Use slice to remove 1st character and test the others. You don't need an else block because you need to call the function for every case. If you put it in else block, then it will not be called, when your last character is vowel: -
### Improved Code
def recVowelCount(s):
'return the number of vowels in s using a recursive computation'
vowel_count = 0
# You should also declare your `vowels` string as class variable
vowels = "aEiou".lower()
if not s:
return 0
if s[0] in vowels:
return 1 + recVowelCount(s[1:])
return recVowelCount(s[1:])
# Invoke the function
print recVowelCount("rohit") # Prints 2
This will call your recursive function with new string with 1st character sliced.
this is the straightforward approach:
VOWELS = 'aeiouAEIOU'
def count_vowels(s):
if not s:
return 0
elif s[0] in VOWELS:
return 1 + count_vowels(s[1:])
else:
return 0 + count_vowels(s[1:])
here is the same with less code:
def count_vowels_short(s):
if not s:
return 0
return int(s[0] in VOWELS) + count_vowels_short(s[1:])
here is another one:
def count_vowels_tailrecursion(s, count=0):
return count if not s else count_vowels_tailrecursion(s[1:], count + int(s[0] in VOWELS))
Unfortunately, this will fail for long strings.
>>> medium_sized_string = str(range(1000))
>>> count_vowels(medium_sized_string)
...
RuntimeError: maximum recursion depth exceeded while calling a Python object
if this is something of interest, look at this blog article.
Here's a functional programming approach for you to study:
map_ = lambda func, lst: [func(lst[0])] + map_(func, lst[1:]) if lst else []
reduce_ = lambda func, lst, init: reduce_(func, lst[1:], func(init, lst[0])) if lst else init
add = lambda x, y: int(x) + int(y)
is_vowel = lambda a: a in 'aeiou'
s = 'How razorback-jumping frogs can level six piqued gymnasts!'
num_vowels = reduce_(add, map_(is_vowel, s), 0)

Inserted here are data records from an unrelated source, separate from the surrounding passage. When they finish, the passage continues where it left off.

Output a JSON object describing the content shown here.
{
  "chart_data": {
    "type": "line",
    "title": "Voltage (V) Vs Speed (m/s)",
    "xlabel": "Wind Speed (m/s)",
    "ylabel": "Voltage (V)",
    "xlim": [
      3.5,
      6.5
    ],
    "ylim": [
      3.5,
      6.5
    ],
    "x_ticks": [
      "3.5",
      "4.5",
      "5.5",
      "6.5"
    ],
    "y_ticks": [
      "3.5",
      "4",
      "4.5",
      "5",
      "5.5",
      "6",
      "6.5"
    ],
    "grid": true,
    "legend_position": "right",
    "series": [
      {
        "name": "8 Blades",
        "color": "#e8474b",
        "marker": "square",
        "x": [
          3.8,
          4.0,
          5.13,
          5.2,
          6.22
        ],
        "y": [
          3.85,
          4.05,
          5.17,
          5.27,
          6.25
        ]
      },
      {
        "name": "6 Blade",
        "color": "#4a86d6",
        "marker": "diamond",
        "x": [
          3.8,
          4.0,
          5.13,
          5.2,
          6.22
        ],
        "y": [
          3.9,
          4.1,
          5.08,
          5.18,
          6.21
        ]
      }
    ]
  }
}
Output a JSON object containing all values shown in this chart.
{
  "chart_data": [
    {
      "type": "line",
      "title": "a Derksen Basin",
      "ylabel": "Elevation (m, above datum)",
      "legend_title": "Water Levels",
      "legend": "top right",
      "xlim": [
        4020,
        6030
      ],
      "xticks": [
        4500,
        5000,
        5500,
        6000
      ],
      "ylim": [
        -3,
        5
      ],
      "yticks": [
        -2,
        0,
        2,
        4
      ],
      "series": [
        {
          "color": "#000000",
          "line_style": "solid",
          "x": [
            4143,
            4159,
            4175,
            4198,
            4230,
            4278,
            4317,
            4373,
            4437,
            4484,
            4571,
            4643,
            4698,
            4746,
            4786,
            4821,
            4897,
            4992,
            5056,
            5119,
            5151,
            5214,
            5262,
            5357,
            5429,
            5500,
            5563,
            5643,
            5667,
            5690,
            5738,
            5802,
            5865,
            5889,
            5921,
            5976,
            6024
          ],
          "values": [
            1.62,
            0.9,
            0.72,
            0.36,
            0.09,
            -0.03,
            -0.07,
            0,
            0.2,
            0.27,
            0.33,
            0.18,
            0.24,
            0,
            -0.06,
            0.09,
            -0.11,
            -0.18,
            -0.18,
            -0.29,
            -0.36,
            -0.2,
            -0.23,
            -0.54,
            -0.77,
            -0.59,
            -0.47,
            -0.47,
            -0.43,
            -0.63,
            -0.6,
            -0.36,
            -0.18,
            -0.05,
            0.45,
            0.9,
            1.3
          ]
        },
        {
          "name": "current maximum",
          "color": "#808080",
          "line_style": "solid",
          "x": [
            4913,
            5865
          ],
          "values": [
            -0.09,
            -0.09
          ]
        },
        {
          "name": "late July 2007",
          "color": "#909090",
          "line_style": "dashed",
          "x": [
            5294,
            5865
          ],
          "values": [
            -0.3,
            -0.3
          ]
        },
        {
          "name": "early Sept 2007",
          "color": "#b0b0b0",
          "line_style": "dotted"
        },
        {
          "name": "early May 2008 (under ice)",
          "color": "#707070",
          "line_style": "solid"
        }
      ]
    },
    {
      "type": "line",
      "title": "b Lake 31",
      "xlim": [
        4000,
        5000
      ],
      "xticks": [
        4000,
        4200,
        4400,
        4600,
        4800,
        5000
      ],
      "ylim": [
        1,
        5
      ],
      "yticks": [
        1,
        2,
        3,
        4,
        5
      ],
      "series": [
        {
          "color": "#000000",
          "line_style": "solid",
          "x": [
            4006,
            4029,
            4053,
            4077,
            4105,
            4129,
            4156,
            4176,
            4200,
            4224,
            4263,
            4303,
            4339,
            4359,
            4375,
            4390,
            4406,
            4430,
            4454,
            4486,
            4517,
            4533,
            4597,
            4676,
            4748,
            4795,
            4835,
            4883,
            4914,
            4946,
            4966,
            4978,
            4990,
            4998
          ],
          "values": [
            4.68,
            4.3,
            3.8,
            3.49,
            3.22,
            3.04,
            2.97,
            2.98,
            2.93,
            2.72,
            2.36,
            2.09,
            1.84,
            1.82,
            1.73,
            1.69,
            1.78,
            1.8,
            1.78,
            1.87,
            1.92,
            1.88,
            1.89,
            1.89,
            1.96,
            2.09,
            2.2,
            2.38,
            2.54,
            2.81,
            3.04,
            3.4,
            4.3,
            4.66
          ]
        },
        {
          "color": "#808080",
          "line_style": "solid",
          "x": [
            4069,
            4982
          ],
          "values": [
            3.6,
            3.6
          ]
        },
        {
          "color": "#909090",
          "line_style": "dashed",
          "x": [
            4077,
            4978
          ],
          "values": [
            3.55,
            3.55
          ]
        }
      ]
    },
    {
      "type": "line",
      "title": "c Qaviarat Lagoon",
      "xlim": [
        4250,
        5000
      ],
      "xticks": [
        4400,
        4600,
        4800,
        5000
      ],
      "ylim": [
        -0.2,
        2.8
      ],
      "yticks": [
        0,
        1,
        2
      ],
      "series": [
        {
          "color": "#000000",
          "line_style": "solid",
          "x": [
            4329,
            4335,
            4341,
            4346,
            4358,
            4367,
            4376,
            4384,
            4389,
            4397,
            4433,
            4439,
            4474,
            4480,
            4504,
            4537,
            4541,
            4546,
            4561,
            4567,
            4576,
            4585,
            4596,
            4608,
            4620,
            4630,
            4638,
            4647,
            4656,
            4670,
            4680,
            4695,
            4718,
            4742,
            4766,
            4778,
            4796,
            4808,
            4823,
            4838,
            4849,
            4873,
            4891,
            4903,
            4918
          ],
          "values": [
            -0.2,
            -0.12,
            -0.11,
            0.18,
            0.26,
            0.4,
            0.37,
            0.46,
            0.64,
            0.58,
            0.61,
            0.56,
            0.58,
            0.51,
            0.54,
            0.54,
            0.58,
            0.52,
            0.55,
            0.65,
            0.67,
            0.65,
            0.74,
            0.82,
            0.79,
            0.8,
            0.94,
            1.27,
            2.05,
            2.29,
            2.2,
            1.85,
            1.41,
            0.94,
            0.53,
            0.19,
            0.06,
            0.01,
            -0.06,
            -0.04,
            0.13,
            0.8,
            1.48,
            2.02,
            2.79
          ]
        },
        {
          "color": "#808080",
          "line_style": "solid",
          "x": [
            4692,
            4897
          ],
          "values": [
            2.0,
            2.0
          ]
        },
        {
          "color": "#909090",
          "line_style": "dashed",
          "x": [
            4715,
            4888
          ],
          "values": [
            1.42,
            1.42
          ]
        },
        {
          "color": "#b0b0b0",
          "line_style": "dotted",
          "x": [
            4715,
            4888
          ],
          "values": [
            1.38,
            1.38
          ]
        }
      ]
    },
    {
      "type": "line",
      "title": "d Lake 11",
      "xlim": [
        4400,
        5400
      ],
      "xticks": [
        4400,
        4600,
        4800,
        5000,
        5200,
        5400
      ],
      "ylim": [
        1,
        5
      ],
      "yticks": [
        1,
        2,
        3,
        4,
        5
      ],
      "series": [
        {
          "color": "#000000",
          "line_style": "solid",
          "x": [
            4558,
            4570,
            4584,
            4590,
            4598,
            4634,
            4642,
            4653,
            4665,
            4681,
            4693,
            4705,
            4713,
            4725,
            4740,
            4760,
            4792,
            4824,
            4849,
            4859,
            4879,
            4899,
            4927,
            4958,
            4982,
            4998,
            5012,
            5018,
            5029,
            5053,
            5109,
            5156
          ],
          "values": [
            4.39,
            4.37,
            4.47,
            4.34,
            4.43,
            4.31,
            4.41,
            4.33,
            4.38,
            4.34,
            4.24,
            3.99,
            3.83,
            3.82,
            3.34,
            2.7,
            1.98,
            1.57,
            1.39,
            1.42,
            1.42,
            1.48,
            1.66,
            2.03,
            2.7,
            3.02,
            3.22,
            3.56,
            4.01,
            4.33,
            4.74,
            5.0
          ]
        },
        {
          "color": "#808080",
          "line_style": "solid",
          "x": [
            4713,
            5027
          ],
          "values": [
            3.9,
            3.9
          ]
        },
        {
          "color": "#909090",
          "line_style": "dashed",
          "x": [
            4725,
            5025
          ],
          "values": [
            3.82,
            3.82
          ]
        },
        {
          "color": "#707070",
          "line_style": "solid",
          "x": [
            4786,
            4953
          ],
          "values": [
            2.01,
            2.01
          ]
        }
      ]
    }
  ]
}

The idea is to divide the problem into two steps, where the first ("map") converts the data into another form (a letter -> 0/1) and the second ("reduce") collects converted items into one single value (the sum of 1's).
References:
http://en.wikipedia.org/wiki/Map_(higher-order_function)
http://en.wikipedia.org/wiki/Reduce_(higher-order_function)
http://en.wikipedia.org/wiki/MapReduce
Another, more advanced solution is to convert the problem into tail recursive and use a trampoline to eliminate the recursive call:
def count_vowels(s):
f = lambda s, n: lambda: f(s[1:], n + (s[0] in 'aeiou')) if s else n
t = f(s, 0)
while callable(t): t = t()
return t
Note that unlike naive solutions this one can work with very long strings without causing "recursion depth exceeded" errors.